Take a recent Christmas shopping trip to HMV for example, located in the murky depths of Brighton’s Churchill Square, home to every shop you can think of on every other high street in Britain, the bus depot and several thousand shoppers. Which is several thousand too many. Already fazed after spotting a Bieber biography (isn’t that guy like 12?) I hastily selected a suitable gift (which turns out to be Part Two of Two, so now I’m faced with a return trip to find Part One) and joined the queue. I was served by a scene princess who was engrossed in conversation with her colleague, a Zac Efron lookalike, behind a raised dias of a counter just so we little shoppers know our place.
(SP swipes cards, continues yapping to Zac about her weekend).
“£4.11 to pay” (stuffs book into bag, even though I had one open ready to put it in. So much for Brighton being a green city).
I hand over money. “Thanks, bye!” I say to the back of her head as she gives her beloved Zac her full attention, FINALLY, now that pesky customer has gone.
Another occasion, this time in the Morrisons of St James’ Street. I’m trying to hold in seething anger as customer in front of me talks to check out girl about perms for what seems like hours. Check out girl starts scanning my stuff with barely a glance in my direction. “That’ll be £some money please”. I hand over a note. Meanwhile she is still talking to the previous customer, swopping numbers of hairdressers on bits of till receipt, opening the till to stuff my money in and slamming it shut again. I remind her that I’m owed some change. With a sigh she re-opens the till and fishes it out. I leave feeling like I’ve just been a bloody nuisance when all I’ve done is ask for what’s rightfully mine.
Thanks to Ms Truss, I now know I’m not alone in getting really peeved when I think back on my (increasingly rare, if you can’t tell) dealings with the outside world and its inhabitants. I won’t go as far as shouting at boys on skateboards like she does though, because I think they’re kinda hot.
I used to work behind a till so I know what a difference it can make when someone is pleasant.

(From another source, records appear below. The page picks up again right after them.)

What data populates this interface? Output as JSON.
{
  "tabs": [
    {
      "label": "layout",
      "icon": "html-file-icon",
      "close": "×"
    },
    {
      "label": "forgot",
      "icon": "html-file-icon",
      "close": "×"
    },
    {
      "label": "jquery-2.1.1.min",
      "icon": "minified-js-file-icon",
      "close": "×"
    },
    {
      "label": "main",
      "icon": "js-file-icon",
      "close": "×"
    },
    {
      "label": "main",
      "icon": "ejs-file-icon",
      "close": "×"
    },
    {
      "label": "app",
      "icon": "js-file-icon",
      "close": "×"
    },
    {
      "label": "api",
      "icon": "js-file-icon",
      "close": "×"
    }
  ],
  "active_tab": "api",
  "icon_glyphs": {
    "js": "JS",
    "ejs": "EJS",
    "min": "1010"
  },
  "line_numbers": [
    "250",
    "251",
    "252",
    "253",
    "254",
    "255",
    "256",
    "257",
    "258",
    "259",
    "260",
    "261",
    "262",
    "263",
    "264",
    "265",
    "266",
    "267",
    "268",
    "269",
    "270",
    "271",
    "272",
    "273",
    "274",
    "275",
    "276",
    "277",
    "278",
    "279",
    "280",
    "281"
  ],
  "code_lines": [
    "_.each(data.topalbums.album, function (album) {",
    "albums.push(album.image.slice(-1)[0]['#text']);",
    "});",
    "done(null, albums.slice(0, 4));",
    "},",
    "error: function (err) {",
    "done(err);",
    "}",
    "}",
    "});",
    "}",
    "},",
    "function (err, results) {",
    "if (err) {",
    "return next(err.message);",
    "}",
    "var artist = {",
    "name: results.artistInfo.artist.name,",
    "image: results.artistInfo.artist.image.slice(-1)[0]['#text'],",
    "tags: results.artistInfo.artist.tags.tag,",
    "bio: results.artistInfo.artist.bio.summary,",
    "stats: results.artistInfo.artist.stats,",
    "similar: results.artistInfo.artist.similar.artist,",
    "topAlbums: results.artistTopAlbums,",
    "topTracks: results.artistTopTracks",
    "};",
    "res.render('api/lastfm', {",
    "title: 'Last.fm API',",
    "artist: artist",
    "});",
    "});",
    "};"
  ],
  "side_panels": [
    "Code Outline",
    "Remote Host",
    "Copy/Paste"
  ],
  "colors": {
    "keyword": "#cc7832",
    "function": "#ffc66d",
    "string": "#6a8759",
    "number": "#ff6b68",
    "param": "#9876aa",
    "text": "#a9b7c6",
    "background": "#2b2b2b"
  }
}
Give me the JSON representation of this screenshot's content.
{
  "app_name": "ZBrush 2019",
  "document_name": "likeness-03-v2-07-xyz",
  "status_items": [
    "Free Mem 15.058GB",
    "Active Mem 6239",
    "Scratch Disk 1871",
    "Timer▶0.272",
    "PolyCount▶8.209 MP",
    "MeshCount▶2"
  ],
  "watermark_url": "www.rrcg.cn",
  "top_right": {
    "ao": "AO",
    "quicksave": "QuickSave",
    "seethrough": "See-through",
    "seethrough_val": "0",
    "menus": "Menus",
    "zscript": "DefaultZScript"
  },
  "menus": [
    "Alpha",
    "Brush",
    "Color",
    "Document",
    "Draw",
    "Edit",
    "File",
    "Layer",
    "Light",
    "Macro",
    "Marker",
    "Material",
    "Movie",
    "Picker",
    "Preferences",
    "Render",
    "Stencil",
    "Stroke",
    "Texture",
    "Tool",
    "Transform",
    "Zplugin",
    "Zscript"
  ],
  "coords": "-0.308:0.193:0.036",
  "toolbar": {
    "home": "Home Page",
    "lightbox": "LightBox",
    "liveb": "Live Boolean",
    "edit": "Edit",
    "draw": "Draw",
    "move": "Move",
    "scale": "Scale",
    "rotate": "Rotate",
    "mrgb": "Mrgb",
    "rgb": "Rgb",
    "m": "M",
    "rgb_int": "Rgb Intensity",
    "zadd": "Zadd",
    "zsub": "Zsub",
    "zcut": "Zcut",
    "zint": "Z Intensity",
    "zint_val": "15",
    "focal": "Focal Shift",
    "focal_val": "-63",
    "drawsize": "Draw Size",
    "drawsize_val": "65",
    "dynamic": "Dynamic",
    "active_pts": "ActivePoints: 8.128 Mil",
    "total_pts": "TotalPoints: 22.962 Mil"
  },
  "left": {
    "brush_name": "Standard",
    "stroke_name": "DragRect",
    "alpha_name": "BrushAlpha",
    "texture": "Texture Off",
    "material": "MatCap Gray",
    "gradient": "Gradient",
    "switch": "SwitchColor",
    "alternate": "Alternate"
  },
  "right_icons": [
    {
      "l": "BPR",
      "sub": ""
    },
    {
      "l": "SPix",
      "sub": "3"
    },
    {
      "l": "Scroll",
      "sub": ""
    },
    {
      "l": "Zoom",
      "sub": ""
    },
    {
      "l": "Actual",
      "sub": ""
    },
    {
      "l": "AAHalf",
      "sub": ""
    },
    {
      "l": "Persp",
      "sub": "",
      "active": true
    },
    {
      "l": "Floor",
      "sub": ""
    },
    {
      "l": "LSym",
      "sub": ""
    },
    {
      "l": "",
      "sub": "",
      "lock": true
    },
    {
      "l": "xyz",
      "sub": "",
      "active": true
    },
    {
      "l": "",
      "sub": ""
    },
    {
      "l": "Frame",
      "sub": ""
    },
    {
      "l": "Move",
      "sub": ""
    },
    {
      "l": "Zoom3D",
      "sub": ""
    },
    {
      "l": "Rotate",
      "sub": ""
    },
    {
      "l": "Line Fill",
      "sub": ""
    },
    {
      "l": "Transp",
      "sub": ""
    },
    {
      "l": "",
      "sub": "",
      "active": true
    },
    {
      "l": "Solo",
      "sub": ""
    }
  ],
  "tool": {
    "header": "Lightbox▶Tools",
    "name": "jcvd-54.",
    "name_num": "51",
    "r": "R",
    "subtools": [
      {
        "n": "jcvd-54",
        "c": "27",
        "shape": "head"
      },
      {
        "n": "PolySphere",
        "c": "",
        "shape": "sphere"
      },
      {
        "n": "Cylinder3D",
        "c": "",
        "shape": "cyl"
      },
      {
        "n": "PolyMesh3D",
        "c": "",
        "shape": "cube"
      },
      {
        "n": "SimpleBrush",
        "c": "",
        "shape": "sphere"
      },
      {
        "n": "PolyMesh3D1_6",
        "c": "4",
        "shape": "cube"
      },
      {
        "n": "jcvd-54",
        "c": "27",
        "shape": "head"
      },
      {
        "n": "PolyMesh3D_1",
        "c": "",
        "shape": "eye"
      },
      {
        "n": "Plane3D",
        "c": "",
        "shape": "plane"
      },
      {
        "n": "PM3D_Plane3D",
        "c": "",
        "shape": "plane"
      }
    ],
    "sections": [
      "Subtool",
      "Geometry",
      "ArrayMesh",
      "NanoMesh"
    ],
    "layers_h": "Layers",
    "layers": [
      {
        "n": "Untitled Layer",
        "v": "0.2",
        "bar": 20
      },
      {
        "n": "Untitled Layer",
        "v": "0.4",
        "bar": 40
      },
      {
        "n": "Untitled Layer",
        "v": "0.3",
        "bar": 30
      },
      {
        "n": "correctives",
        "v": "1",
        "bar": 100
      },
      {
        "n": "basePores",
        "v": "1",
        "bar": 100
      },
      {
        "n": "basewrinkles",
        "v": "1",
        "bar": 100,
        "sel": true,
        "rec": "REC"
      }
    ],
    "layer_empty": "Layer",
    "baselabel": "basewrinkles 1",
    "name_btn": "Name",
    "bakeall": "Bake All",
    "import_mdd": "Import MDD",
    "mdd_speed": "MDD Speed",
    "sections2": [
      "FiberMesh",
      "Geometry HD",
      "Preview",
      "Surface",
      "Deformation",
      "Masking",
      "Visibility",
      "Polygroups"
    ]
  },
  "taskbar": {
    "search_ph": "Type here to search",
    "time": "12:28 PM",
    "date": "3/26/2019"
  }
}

I even mastered the ability of breaking off conversations with colleagues to give full attention to customers. I might become one of those people that says “PLEASE” where I’m felt a please is owed. I’ve already become one of those people that shouts “helps if you press the bloody button!” to the person on the other side of the road when I’m waiting for the lights to change who is babbling away on their phone and looking up and down the road wondering why on earth the traffic isn’t slowing. Let this serve as a warning to anyone who intends to go out in public with me. If there’s anyone left after that tirade. Hello?